For Immediate Release: April 2, 2013
Washington D.C. - This morning, members of the United Nations General Assembly voted in favor of an International Arms Trade Treaty that will, for the first time, establish internationally agreed regulations for the $70 billion global trade in heavy weapons and small arms. Human Rights First welcomes this historic decision as a major victory for civilians around the world facing violent attacks, as well as for the genocide and mass atrocity prevention community.
“This is an historic moment. Governments have finally come together and made a commitment to prevent perpetrators of mass atrocities from legally securing the weapons they need to kill civilians,” said Human Rights First’s Sadia Hameed. “This treaty is a game changer not just for states committing gross human rights abuses, but also for all those states who for many years have supplied weapons to perpetrators of mass atrocity without consequence. It makes it clear that arms transfers to countries committing mass atrocities, like the current Syrian regime for example, are no longer legal or acceptable under international law.”
The treaty text adopted today explicitly prohibits states from transferring conventional weapons if that state has knowledge at the time of authorization that the weapons would be used to attack civilians, commit genocide, crimes against humanity, or war crimes. Human Rights First notes that in addition, the inclusion of small and light arms in this treaty is especially welcome. The organization notes that the small and light arms trade has thus far remained the least transparent despite contributing significantly to civilian deaths in conflict zones.

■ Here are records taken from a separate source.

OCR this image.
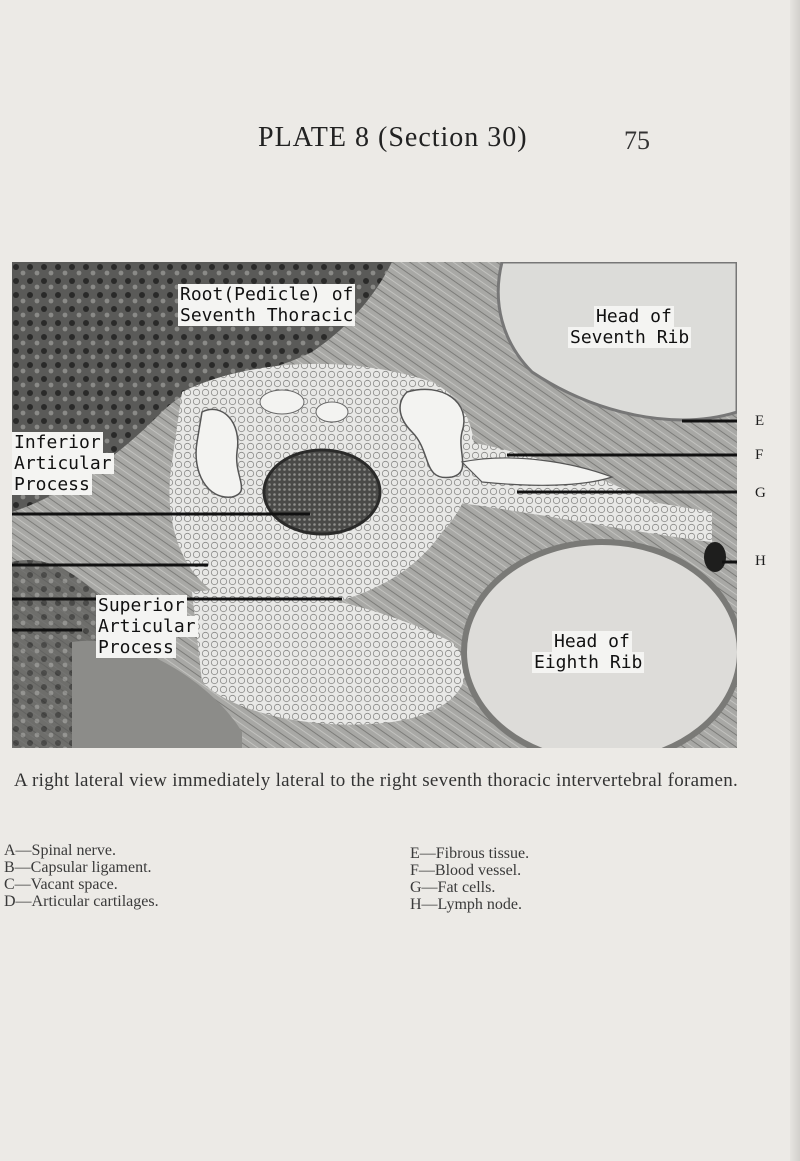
PLATE 8 (Section 30)	75
Root(Pedicle) of
Seventh Thoracic	Head of
Seventh Rib
Inferior
Articular
Process
Superior
Articular
Process	Head of
Eighth Rib
E
F
G
H
A right lateral view immediately lateral to the right seventh thoracic intervertebral foramen.
A—Spinal nerve.
B—Capsular ligament.
C—Vacant space.
D—Articular cartilages.
E—Fibrous tissue.
F—Blood vessel.
G—Fat cells.
H—Lymph node.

For more than two years, the Assad regime has continued to benefit from the trade in weapons, ammunition, technical assistance and fuel necessary for the perpetration of war crimes and crimes against humanity in Syria. Human Rights First’s recently released report, The Enablers of the Syrian Conflict: How Targeting Third Parties Can Slow the Atrocities in Syria, and the interactive website that accompanies it, provides the most comprehensive look to date at the Syrian regime’s complex network of third party “enablers.” The report noted that in the absence of a U.N arms embargo, twice vetoed by Russia, the transfer of weapons from Iran and Russia to the Syrian regime, though morally reprehensible, was deemed legal. Today, the Arms Trade Treaty changes that reality by setting in place an internationally agreed standard that explicitly prohibits such transfers.
“We are grateful for the relentless efforts of advocates around the world who fought tirelessly to champion this treaty and without whom today’s victory would not be possible,” observed Hameed. “We are especially thankful that the Unites States government supported this treaty and, in doing so, strongly demonstrated their commitment to choking off the supply of weapons that enable mass atrocities. Americans should take pride in knowing that their government is on the right side of history.”